February 01, 2010

Temptation

In the efforts I am undertaking in order to wrestle my finances into something resembling beneficial, I am still tackling my goals set at New Year. I've taken to ignoring my spreadsheet, not because it doesn't work but simply because I forget to use it. Some of the goals I know enough to attempt automatically, such as drinking 64 ounces of water a day, or stretching for ten minutes. Some of them have become less important, like crafting every day or writing. Some goals have suddenly become more important, and need extra tending to. So, somehow I got the idea of going back to my "box".

The box is a simple square with each side labeled for an aspect of my life: Emotional, things like self expression and relationships; Mental, for things like career and money matters; Physical, for all the stuff pertaining to my corporeal form; and Spiritual, pertaining to my personal paradigm and growth therein. On the piece of paper with this box at the top, I write the day's ate, and in a descending list, the initials for each side. It looks a bit silly, with the date and then "PEMS" listed down the page, but it's important. Next to each initial, I rank myself in that area from one to ten, ten being the best I know how to be and one being the worst I've ever felt. Then, I assess the ranking I've given myself, and write three little goals for the day in each area (simple and easy things, like "take a hot bath" or "go for a walk") that might boost that rank a bit.

See, I've discovered that lofty goals are great and all, but it gets really easy to get bogged down in the process. Day-to-day life becomes consumed by the larger goals and the attaining becomes almost more hazardous to the health than the benefit at the end is worth. So the smaller, easy-to-attain goals for the day give me the daily lift I need to keep going.

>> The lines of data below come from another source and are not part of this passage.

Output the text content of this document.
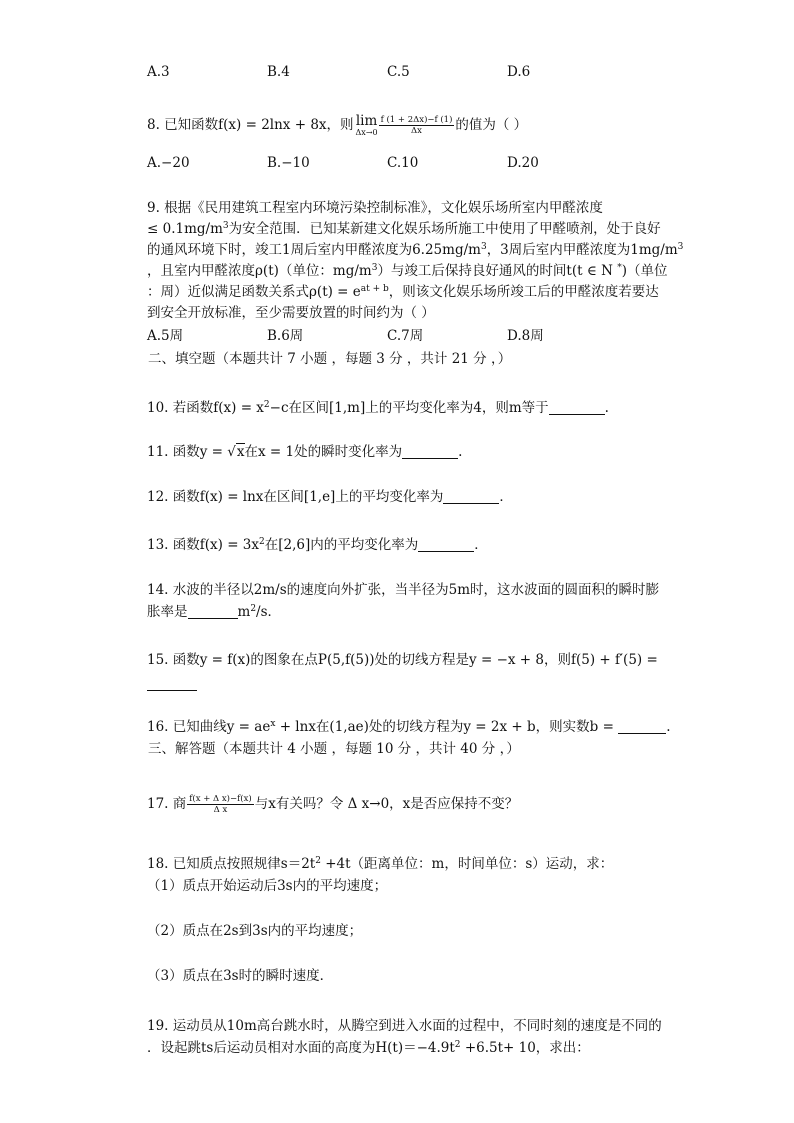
A.3	B.4	C.5	D.6
8. 已知函数f(x) = 2lnx + 8x，则 lim
$\Delta x\to 0 \frac{f (1 + 2\Delta x)-f (1)}{\Delta x}$ 的值为（ ）
A.−20	B.−10	C.10	D.20
9. 根据《民用建筑工程室内环境污染控制标准》，文化娱乐场所室内甲醛浓度
≤ $0.1mg/m^3$为安全范围．已知某新建文化娱乐场所施工中使用了甲醛喷剂，处于良好
的通风环境下时，竣工1周后室内甲醛浓度为$6.25mg/m^3$，3周后室内甲醛浓度为$1mg/m^3$
，且室内甲醛浓度ρ(t)（单位：$mg/m^3$）与竣工后保持良好通风的时间t(t ∈ N *)（单位
：周）近似满足函数关系式$\rho(t) = e^{at + b}$，则该文化娱乐场所竣工后的甲醛浓度若要达
到安全开放标准，至少需要放置的时间约为（ ）
A.5周	B.6周	C.7周	D.8周
二、填空题（本题共计 7 小题 ，每题 3 分 ，共计 21 分 ，）
10. 若函数$f(x) = x^2-c$在区间[1,m]上的平均变化率为4，则m等于	.
11. 函数y = √x在x = 1处的瞬时变化率为	.
12. 函数f(x) = lnx在区间[1,e]上的平均变化率为	．
13. 函数$f(x) = 3x^2$在[2,6]内的平均变化率为	．
14. 水波的半径以2m/s的速度向外扩张，当半径为5m时，这水波面的圆面积的瞬时膨
胀率是	$m^2/s$．
15. 函数y = f(x)的图象在点P(5,f(5))处的切线方程是y = −x + 8，则f(5) + f′(5) =
16. 已知曲线$y = ae^x + \ln x$在(1,ae)处的切线方程为y = 2x + b，则实数b =	.
三、解答题（本题共计 4 小题 ，每题 10 分 ，共计 40 分 ，）
17. 商 $\frac{\text{f(x + Δ x)−f(x)}}{\text{Δ x}}$ 与x有关吗？令 Δ x→0，x是否应保持不变？
18. 已知质点按照规律$s=2t^2 +4t$（距离单位：m，时间单位：s）运动，求：
（1）质点开始运动后3s内的平均速度；
（2）质点在2s到3s内的平均速度；
（3）质点在3s时的瞬时速度．
19. 运动员从10m高台跳水时，从腾空到进入水面的过程中，不同时刻的速度是不同的
．设起跳ts后运动员相对水面的高度为$H(t)=-4.9t^2 +6.5t+ 10$，求出：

So far it's been highly beneficial. I drink my water, take my medication, make the bed, get up and move around instead of slumping for hours on end at my desk, and so on.

But one little nagging thing keeps coming back to me. The little temptations are almost as easy to give into as the little goals are to attain.

For example, I want to be healthier. But those little candies on my co-worker's desk are too easy to access, too easy to say "I'll just have ONE more" to. The biggest challenge lately is soda, which I KNOW isn't a good idea, but the addiction I once had has reared its ugly head again and I'll allow myself one... to end up quenching my thirst on that and not finishing my water intake goal. The little distractions are too easy to give in to, and it makes the process terribly challenging. For just as a large goal can be supplemented by a host of smaller ones, it can be waylaid rather substantially by a horde of little vices each taking its own bite like a school of piranha taking down a cow.

So here I am, taking baby steps and trying to swat away the tiny gnats of detraction.

Lead me not into temptation, I'm already finding it everywhere anyway.

1 comment:

  1. The best way I've found to discourage myself from drinking soda is to not purchase it at the grocery store or keep it at home. This was easier to accomplish when I was a student, because water is effectively free, making soda expensive by comparison.